The POLST form must be signed by both the patient and the attending physician, nurse practitioner or physician assistant-certified. The attending physician, ARNP or PA-C that signs the form assumes full responsibility for its accuracy.

What are my options for life-sustaining treatment?

You have the power to determine the kind of treatments you want to receive and the kind of treatments you want to avoid. To help you understand your options, visit the new Honoring Choices Pacific Northwest website for information that will help you begin these conversations with your family and health care professionals.

How is the form used?

POLST form In a home, or home-care setting, the bright green POLST form should be located in a prominent location. It will be recognized by emergency personnel as orders to be followed. In a health care facility, the form should be the first document in the clinical record. It should be recognized as a set of physician orders, to be implemented as any physicians orders would.

How is the form transferred from one setting to another?

Your completed and signed POLST form is a physician order form that will remain with you if you are transported between care settings, regardless of whether you are in the hospital, at home or in a long-term care facility. The institution may wish to keep a duplicated copy in the permanent medical record upon discharge.

If I have a POLST form, do I need an advance directive, too?

We encourage everyone to have an advance directive, like a durable power of attorney for health care and/or health care directive (also known as a living will). While advance directives are often very helpful in determining end-of-life decisions, they are not required or necessary for having a POLST form.
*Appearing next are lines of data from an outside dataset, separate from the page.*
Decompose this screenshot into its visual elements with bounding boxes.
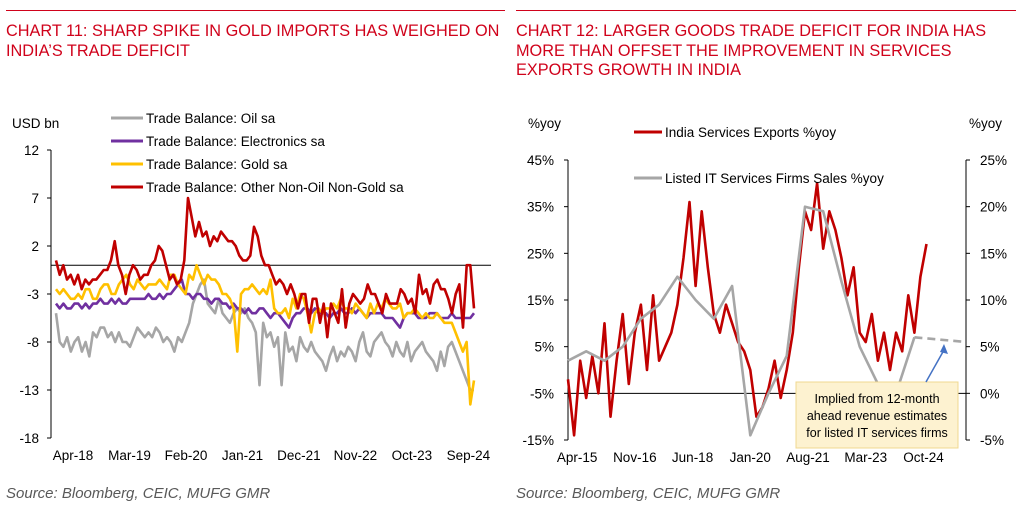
x-tick-label: Mar-19 (108, 448, 151, 463)
x-tick-label: Nov-16 (613, 450, 657, 465)
x-tick-label: Apr-15 (557, 450, 598, 465)
series-line (566, 182, 928, 437)
y-tick-label: -8 (27, 335, 39, 350)
legend-label: Trade Balance: Gold sa (146, 157, 288, 172)
y-tick-label-right: 5% (980, 340, 1000, 355)
source-note: Source: Bloomberg, CEIC, MUFG GMR (6, 485, 271, 502)
y-tick-label: -3 (27, 287, 39, 302)
y-tick-label-left: 45% (527, 153, 554, 168)
x-tick-label: Jan-21 (222, 448, 263, 463)
x-tick-label: Oct-23 (392, 448, 433, 463)
annotation-text: Implied from 12-month (814, 392, 939, 406)
annotation-arrowhead (940, 344, 948, 354)
legend-label: Listed IT Services Firms Sales %yoy (665, 171, 884, 186)
annotation-arrow (925, 349, 945, 383)
y-tick-label: -18 (19, 431, 39, 446)
y-tick-label-left: -5% (530, 386, 554, 401)
x-tick-label: Jun-18 (672, 450, 713, 465)
y-tick-label-right: 0% (980, 386, 1000, 401)
chart-12-panel: CHART 12: LARGER GOODS TRADE DEFICIT FOR… (516, 0, 1016, 511)
x-tick-label: Oct-24 (903, 450, 944, 465)
chart-title: CHART 11: SHARP SPIKE IN GOLD IMPORTS HA… (6, 22, 500, 60)
y-tick-label-right: -5% (980, 433, 1004, 448)
chart-title: CHART 12: LARGER GOODS TRADE DEFICIT FOR… (516, 22, 987, 79)
y-tick-label: 2 (31, 239, 39, 254)
legend-label: India Services Exports %yoy (665, 125, 836, 140)
series-line (567, 205, 916, 437)
legend-label: Trade Balance: Other Non-Oil Non-Gold sa (146, 180, 404, 195)
chart-11-svg: USD bn 12 7 2 -3 -8 -13 -18 Apr-18 Mar-19 Feb-20 Ja… (12, 111, 491, 463)
y-tick-label: 12 (24, 143, 39, 158)
x-tick-label: Aug-21 (786, 450, 830, 465)
series-line (54, 278, 474, 392)
y-tick-label-left: 15% (527, 293, 554, 308)
source-note: Source: Bloomberg, CEIC, MUFG GMR (516, 485, 781, 502)
x-tick-label: Nov-22 (334, 448, 378, 463)
series-line-implied (914, 336, 967, 344)
legend-label: Trade Balance: Electronics sa (146, 134, 325, 149)
y-tick-label-right: 25% (980, 153, 1007, 168)
y-tick-label: -13 (19, 383, 39, 398)
x-tick-label: Sep-24 (447, 448, 491, 463)
y-tick-label-right: 20% (980, 200, 1007, 215)
y-tick-label-left: 5% (534, 340, 554, 355)
x-tick-label: Dec-21 (277, 448, 321, 463)
annotation-text: ahead revenue estimates (807, 409, 947, 423)
title-rule (6, 10, 505, 11)
y-axis-label-left: %yoy (528, 116, 561, 131)
x-tick-label: Jan-20 (730, 450, 771, 465)
y-tick-label-left: 25% (527, 246, 554, 261)
title-rule (516, 10, 1016, 11)
y-axis-label: USD bn (12, 116, 59, 131)
chart-12-svg: %yoy %yoy 45% 35% 25% 15% 5% -5% -15% 25% 20% 15% 10… (522, 116, 1007, 465)
legend-label: Trade Balance: Oil sa (146, 111, 276, 126)
annotation-text: for listed IT services firms (806, 426, 947, 440)
series-line (54, 263, 476, 406)
y-axis-label-right: %yoy (969, 116, 1002, 131)
x-tick-label: Apr-18 (53, 448, 94, 463)
series-line (54, 196, 476, 339)
chart-11-panel: CHART 11: SHARP SPIKE IN GOLD IMPORTS HA… (6, 0, 505, 511)
y-tick-label-left: -15% (522, 433, 554, 448)
x-tick-label: Mar-23 (844, 450, 887, 465)
y-tick-label-left: 35% (527, 200, 554, 215)
y-tick-label-right: 15% (980, 246, 1007, 261)
x-tick-label: Feb-20 (165, 448, 208, 463)
annotation-box (795, 381, 959, 449)
y-tick-label: 7 (31, 191, 39, 206)
y-tick-label-right: 10% (980, 293, 1007, 308)
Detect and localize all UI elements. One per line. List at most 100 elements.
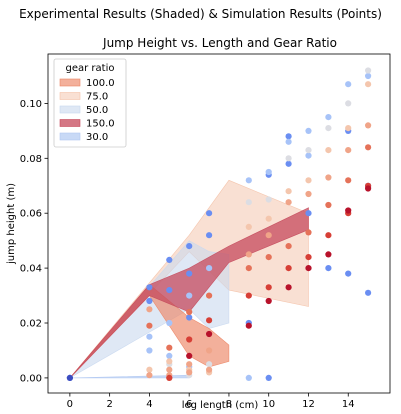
sim-point — [186, 292, 193, 299]
legend-swatch — [59, 119, 81, 127]
x-tick-label: 12 — [302, 399, 315, 410]
sim-point — [166, 374, 173, 381]
sim-point — [285, 133, 292, 140]
sim-point — [365, 72, 372, 80]
sim-point — [345, 147, 352, 154]
sim-point — [285, 160, 292, 167]
sim-point — [206, 232, 213, 239]
sim-point — [146, 366, 153, 373]
sim-point — [285, 265, 292, 272]
sim-point — [305, 229, 312, 236]
sim-point — [265, 297, 272, 305]
sim-point — [146, 372, 153, 379]
figure-suptitle: Experimental Results (Shaded) & Simulati… — [19, 7, 382, 21]
sim-point — [285, 188, 292, 195]
sim-point — [186, 270, 193, 277]
sim-point — [325, 147, 332, 154]
sim-point — [245, 177, 252, 184]
sim-point — [305, 147, 312, 154]
sim-point — [265, 168, 272, 176]
sim-point — [345, 207, 352, 214]
sim-point — [345, 100, 352, 107]
y-axis: 0.00 0.02 0.04 0.06 0.08 0.10 — [20, 99, 48, 384]
sim-point — [186, 361, 193, 368]
sim-point — [245, 223, 252, 230]
sim-point — [325, 232, 332, 239]
sim-point — [206, 347, 213, 354]
legend-entry-label: 75.0 — [86, 92, 108, 103]
sim-point — [305, 152, 312, 159]
sim-point — [285, 284, 292, 291]
sim-point — [265, 215, 272, 222]
x-tick-label: 6 — [186, 399, 192, 410]
sim-point — [345, 270, 352, 277]
sim-point — [166, 366, 173, 373]
sim-point — [325, 265, 332, 272]
y-tick-label: 0.08 — [20, 154, 42, 165]
sim-point — [166, 256, 173, 263]
y-tick-label: 0.04 — [20, 264, 42, 275]
sim-point — [146, 333, 153, 340]
legend-swatch — [59, 78, 81, 87]
sim-point — [265, 254, 272, 261]
sim-point — [166, 344, 173, 351]
x-tick-label: 8 — [226, 399, 232, 410]
sim-point — [285, 199, 292, 206]
sim-point — [365, 185, 372, 192]
y-tick-label: 0.06 — [20, 209, 42, 220]
legend-swatch — [59, 105, 81, 114]
sim-point — [146, 297, 153, 305]
sim-point — [166, 352, 173, 359]
sim-point — [265, 284, 272, 291]
sim-point — [285, 138, 292, 145]
sim-point — [245, 374, 252, 381]
y-tick-label: 0.10 — [20, 99, 42, 110]
legend-swatch — [59, 132, 81, 141]
sim-point — [365, 122, 372, 129]
sim-point — [206, 366, 213, 373]
sim-point — [305, 265, 312, 272]
sim-point — [365, 81, 372, 88]
legend-entry-label: 30.0 — [86, 132, 108, 143]
sim-point — [365, 67, 372, 74]
sim-point — [365, 289, 372, 296]
legend-title: gear ratio — [66, 63, 115, 74]
chart-title: Jump Height vs. Length and Gear Ratio — [102, 36, 337, 50]
sim-point — [166, 319, 173, 327]
sim-point — [345, 81, 352, 88]
sim-point — [186, 369, 193, 376]
x-tick-label: 0 — [67, 399, 73, 410]
legend-entry-label: 150.0 — [86, 119, 115, 130]
sim-point — [285, 243, 292, 250]
sim-point — [245, 199, 252, 206]
sim-point — [146, 306, 153, 313]
sim-point — [345, 177, 352, 184]
sim-point — [206, 317, 213, 324]
sim-point — [265, 374, 272, 381]
sim-point — [265, 196, 272, 203]
sim-point — [265, 232, 272, 239]
sim-point — [206, 292, 213, 299]
sim-point — [166, 358, 173, 365]
sim-point — [186, 243, 193, 250]
sim-point — [325, 174, 332, 181]
x-tick-label: 2 — [106, 399, 112, 410]
sim-point — [305, 177, 312, 184]
sim-point — [305, 254, 312, 261]
sim-point — [285, 155, 292, 162]
sim-point — [206, 330, 213, 338]
sim-point — [245, 265, 252, 272]
sim-point — [146, 322, 153, 329]
sim-point — [245, 292, 252, 299]
legend-entry-label: 100.0 — [86, 78, 115, 89]
x-axis: 0 2 4 6 8 10 12 14 — [67, 393, 355, 410]
sim-point — [305, 190, 312, 198]
legend-entry-label: 50.0 — [86, 105, 108, 116]
sim-point — [206, 210, 213, 217]
sim-point — [305, 210, 312, 217]
sim-point — [305, 127, 312, 134]
axes-frame — [47, 53, 391, 394]
y-axis-label: jump height (m) — [6, 183, 17, 265]
legend: gear ratio 100.0 75.0 50.0 150.0 30.0 — [53, 58, 127, 148]
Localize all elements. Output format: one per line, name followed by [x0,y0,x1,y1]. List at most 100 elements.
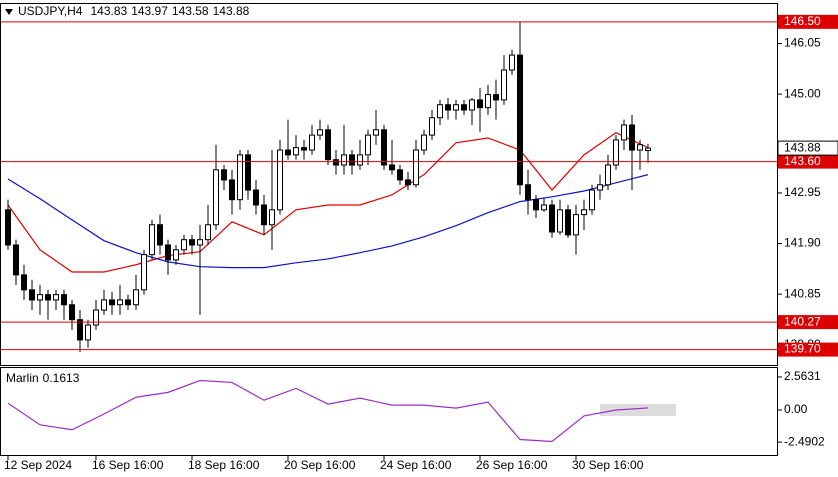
candle-body [405,179,411,186]
oscillator-line [7,379,649,443]
candle-body [293,147,299,156]
candle-body [37,294,43,301]
y-tick-label: 142.95 [784,185,821,199]
y-tick-label: 140.85 [784,286,821,300]
candle-body [117,299,123,306]
chart-title: USDJPY,H4 [18,4,83,18]
candle-body [261,204,267,226]
candle-body [373,129,379,136]
level-label: 143.60 [784,154,821,168]
candle-body [269,209,275,226]
candle-body [341,154,347,166]
candle-body [389,164,395,171]
candle-body [381,129,387,166]
candle-body [77,319,83,341]
candle-body [541,204,547,211]
candle-body [45,294,51,301]
x-tick-label: 12 Sep 2024 [4,458,72,472]
candle-body [509,54,515,71]
x-tick-label: 30 Sep 16:00 [572,458,644,472]
candle-body [141,254,147,291]
candle-body [325,129,331,161]
candle-body [157,224,163,246]
candle-body [605,164,611,186]
candle-body [469,99,475,111]
candle-body [61,294,67,306]
candle-body [93,309,99,326]
candle-body [413,149,419,186]
y-tick-label: 141.90 [784,236,821,250]
candle-body [173,249,179,261]
candle-body [501,69,507,101]
moving-average-line [7,131,649,273]
x-tick-label: 24 Sep 16:00 [380,458,452,472]
candle-body [613,139,619,166]
y-tick-label: -2.4902 [784,434,825,448]
level-label: 146.50 [784,14,821,28]
candle-body [461,104,467,111]
candle-body [397,169,403,181]
candle-body [285,149,291,156]
y-tick-label: 0.00 [784,402,808,416]
candle-body [493,94,499,101]
x-tick-label: 16 Sep 16:00 [92,458,164,472]
candle-body [213,169,219,226]
level-label: 140.27 [784,314,821,328]
candle-body [525,184,531,201]
candle-body [21,274,27,291]
candle-body [349,154,355,166]
candle-body [245,154,251,191]
candle-body [69,304,75,321]
header-close: 143.88 [213,4,250,18]
candle-body [589,189,595,211]
candle-body [229,179,235,201]
y-tick-label: 145.00 [784,86,821,100]
candle-body [573,214,579,236]
candle-body [357,154,363,166]
candle-body [365,134,371,156]
candle-body [429,117,435,136]
candle-body [125,299,131,306]
candle-body [149,224,155,256]
candle-body [205,224,211,241]
candle-body [485,94,491,109]
candle-body [189,239,195,246]
moving-average-line [7,174,649,269]
current-price-box [777,140,838,156]
candle-body [197,239,203,246]
candle-body [237,154,243,201]
y-tick-label: 146.05 [784,36,821,50]
header-low: 143.58 [172,4,209,18]
candle-body [5,209,11,246]
candle-body [637,144,643,151]
indicator-header: Marlin 0.1613 [6,371,80,385]
candle-body [621,124,627,141]
candle-body [85,324,91,341]
candle-body [549,204,555,233]
candle-body [477,99,483,109]
level-label-box [778,315,838,330]
candle-body [629,124,635,151]
chart-header: USDJPY,H4 143.83 143.97 143.58 143.88 [18,4,250,18]
level-label-box [778,154,838,169]
candle-body [13,244,19,276]
candle-body [333,159,339,166]
candle-body [29,289,35,301]
indicator-highlight [600,404,676,416]
indicator-title: Marlin [6,371,39,385]
level-label-box [778,342,838,357]
candle-body [317,129,323,136]
header-open: 143.83 [90,4,127,18]
candle-body [181,239,187,251]
candle-body [557,209,563,233]
level-label: 139.70 [784,342,821,356]
level-label-box [778,14,838,29]
x-tick-label: 18 Sep 16:00 [188,458,260,472]
symbol-menu-arrow [5,9,13,15]
candle-body [421,134,427,151]
main-pane [0,3,778,366]
x-tick-label: 26 Sep 16:00 [476,458,548,472]
x-tick-label: 20 Sep 16:00 [284,458,356,472]
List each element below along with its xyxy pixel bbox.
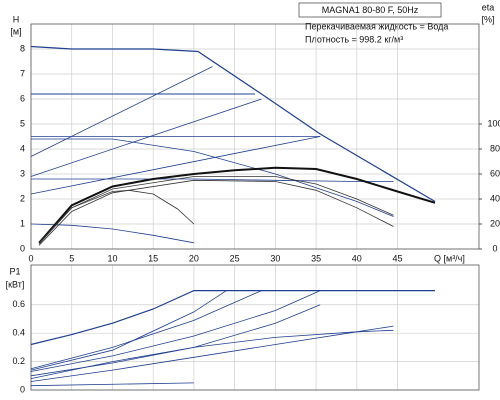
x-axis-label: Q [м³/ч] [434, 253, 465, 263]
y-tick-label: 0 [20, 243, 25, 253]
y2-tick-label: 40 [490, 193, 500, 203]
x-tick-label: 25 [230, 253, 240, 263]
curve [38, 176, 394, 245]
y2-tick-label: 100 [487, 118, 500, 128]
y2-tick-label: 0 [492, 243, 497, 253]
y-axis-label: H [13, 14, 20, 24]
y-tick-label: 2 [20, 193, 25, 203]
curve [30, 66, 213, 157]
curve [30, 290, 321, 372]
curve [30, 136, 321, 195]
y-tick-label: 6 [20, 93, 25, 103]
curve [38, 179, 394, 246]
x-tick-label: 40 [352, 253, 362, 263]
x-tick-label: 20 [189, 253, 199, 263]
chart-title: MAGNA1 80-80 F, 50Hz [322, 5, 419, 15]
y2-tick-label: 60 [490, 168, 500, 178]
x-tick-label: 30 [270, 253, 280, 263]
curve [30, 329, 394, 379]
annotation: Плотность = 998.2 кг/м³ [305, 34, 403, 44]
curve [30, 98, 262, 177]
x-tick-label: 15 [148, 253, 158, 263]
y-tick-label: 3 [20, 168, 25, 178]
curve [30, 45, 436, 203]
x-tick-label: 0 [28, 253, 33, 263]
plot-frame [30, 264, 480, 391]
curve [30, 223, 194, 244]
curve [30, 325, 394, 382]
curve [30, 290, 435, 346]
curve [38, 166, 436, 244]
curve [31, 138, 394, 217]
y-axis-unit: [кВт] [6, 279, 25, 289]
x-tick-label: 10 [107, 253, 117, 263]
y2-axis-unit: [%] [481, 14, 494, 24]
y-axis-unit: [м] [10, 26, 21, 36]
y-tick-label: 8 [20, 43, 25, 53]
y-tick-label: 4 [20, 143, 25, 153]
curve [38, 189, 195, 244]
curve [30, 290, 262, 370]
title-box [298, 2, 442, 18]
curve [30, 290, 227, 371]
y-tick-label: 0 [20, 384, 25, 394]
y-tick-label: 5 [20, 118, 25, 128]
y2-axis-label: eta [482, 2, 495, 12]
x-tick-label: 5 [69, 253, 74, 263]
annotation: Перекачиваемая жидкость = Вода [305, 21, 448, 31]
x-tick-label: 35 [311, 253, 321, 263]
y-tick-label: 1 [20, 218, 25, 228]
y2-tick-label: 20 [490, 218, 500, 228]
y2-tick-label: 80 [490, 143, 500, 153]
y-tick-label: 0.2 [12, 356, 25, 366]
y-axis-label: P1 [9, 266, 20, 276]
y-tick-label: 0.4 [12, 328, 25, 338]
curve [30, 382, 194, 387]
y-tick-label: 0.6 [12, 299, 25, 309]
x-tick-label: 45 [393, 253, 403, 263]
y-tick-label: 7 [20, 68, 25, 78]
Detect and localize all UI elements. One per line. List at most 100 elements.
You may obtain more information about advance directives from your physician, your health insurance provider, or here.

How to order POLST forms and patient brochures

Patients are encouraged to ask their physicians for the form, but may also obtain a form (and/or the patient brochure) by sending a self-addressed, stamped envelope to WSMA, Attn: POLST, 2001 Sixth Avenue, Suite 2700, Seattle, WA 98121. Contact your attending physician's office and make an appointment to discuss the form and your wishes regarding life-sustaining treatment.